Having a savings goal is probably the most important first step of financial planning. What most people would define as “savings” would be leftover money after all other financial obligations are incurred. Figuring out what you need savings for, such as an emergency fund if you ever lost your job, your current cost of living expenses, paying off current debt such as student loans, if you have children and want to provide for them a college education and also your retirement. What’s important is to honestly and accurately account for expenses as most people tend to have “rosy” assessments of how much money they spend when the reality is “stuff happens”. Getting expenses under control is the other key to meet your savings goals, writing out a budget and sticking to it has been a helpful guide for people to figure out where the money is going and to prioritize.

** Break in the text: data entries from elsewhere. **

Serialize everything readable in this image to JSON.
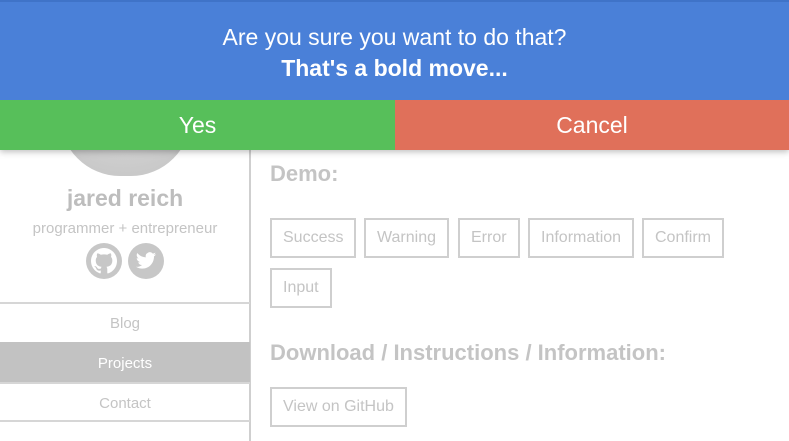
{
  "notification": {
    "message": "Are you sure you want to do that?",
    "submessage": "That's a bold move...",
    "yes_label": "Yes",
    "cancel_label": "Cancel",
    "colors": {
      "info": "#4a80d8",
      "yes": "#57bf5a",
      "cancel": "#e0705a"
    }
  },
  "profile": {
    "name": "jared reich",
    "tagline": "programmer + entrepreneur",
    "social": [
      {
        "icon": "github-icon"
      },
      {
        "icon": "twitter-icon"
      }
    ]
  },
  "nav": {
    "items": [
      {
        "label": "Blog",
        "active": false
      },
      {
        "label": "Projects",
        "active": true
      },
      {
        "label": "Contact",
        "active": false
      }
    ]
  },
  "main": {
    "demo_title": "Demo:",
    "demo_buttons": [
      "Success",
      "Warning",
      "Error",
      "Information",
      "Confirm",
      "Input"
    ],
    "download_title": "Download / Instructions / Information:",
    "github_button": "View on GitHub"
  }
}
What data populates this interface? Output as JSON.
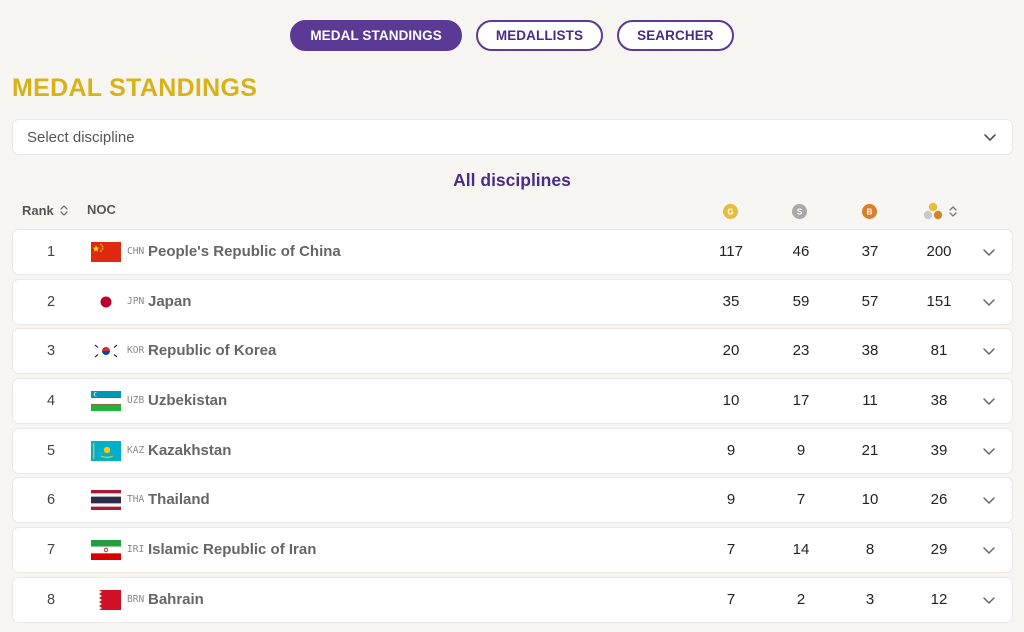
{
  "tabs": [
    {
      "label": "MEDAL STANDINGS",
      "active": true
    },
    {
      "label": "MEDALLISTS",
      "active": false
    },
    {
      "label": "SEARCHER",
      "active": false
    }
  ],
  "title": "MEDAL STANDINGS",
  "discipline_select": {
    "label": "Select discipline"
  },
  "subtitle": "All disciplines",
  "table_header": {
    "rank": "Rank",
    "noc": "NOC"
  },
  "colors": {
    "accent": "#5b3a96",
    "title": "#d8b21b",
    "gold": "#e8bc3c",
    "silver": "#a9a9a9",
    "bronze": "#d38330"
  },
  "rows": [
    {
      "rank": "1",
      "code": "CHN",
      "country": "People's Republic of China",
      "gold": "117",
      "silver": "46",
      "bronze": "37",
      "total": "200",
      "flag": "china-flag-icon"
    },
    {
      "rank": "2",
      "code": "JPN",
      "country": "Japan",
      "gold": "35",
      "silver": "59",
      "bronze": "57",
      "total": "151",
      "flag": "japan-flag-icon"
    },
    {
      "rank": "3",
      "code": "KOR",
      "country": "Republic of Korea",
      "gold": "20",
      "silver": "23",
      "bronze": "38",
      "total": "81",
      "flag": "korea-flag-icon"
    },
    {
      "rank": "4",
      "code": "UZB",
      "country": "Uzbekistan",
      "gold": "10",
      "silver": "17",
      "bronze": "11",
      "total": "38",
      "flag": "uzbekistan-flag-icon"
    },
    {
      "rank": "5",
      "code": "KAZ",
      "country": "Kazakhstan",
      "gold": "9",
      "silver": "9",
      "bronze": "21",
      "total": "39",
      "flag": "kazakhstan-flag-icon"
    },
    {
      "rank": "6",
      "code": "THA",
      "country": "Thailand",
      "gold": "9",
      "silver": "7",
      "bronze": "10",
      "total": "26",
      "flag": "thailand-flag-icon"
    },
    {
      "rank": "7",
      "code": "IRI",
      "country": "Islamic Republic of Iran",
      "gold": "7",
      "silver": "14",
      "bronze": "8",
      "total": "29",
      "flag": "iran-flag-icon"
    },
    {
      "rank": "8",
      "code": "BRN",
      "country": "Bahrain",
      "gold": "7",
      "silver": "2",
      "bronze": "3",
      "total": "12",
      "flag": "bahrain-flag-icon"
    }
  ]
}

What your saving goal is for needs to have priorities as well. For example, one probably shouldn’t save money for their kid’s education at the expense of their own retirement. You should first contribute to your own retirement account as a college student has the ability to get a loan for their education, a person can’t borrow for their retirement. Also, not everyone decides to go to college and unwinding certain education accounts can have tax penalties. In addition, a person that has a savings goal should also understand that in most circumstances, ongoing debt should be paid before money is “saved” and invested in things like retirement. If, for example someone has credit card debt that carries an interest rate of 20% that should be paid before any sort of savings is put into investments as almost no investment can promise a 20% rate of return.
A savings goal is an important step that unfortunately too many people simply don’t have or don’t think about. Consumer debt is at an all-time high, which is the exact opposite of savings. Writing down a goal with a savings plan is the best way to start putting someone on a path of financial independence.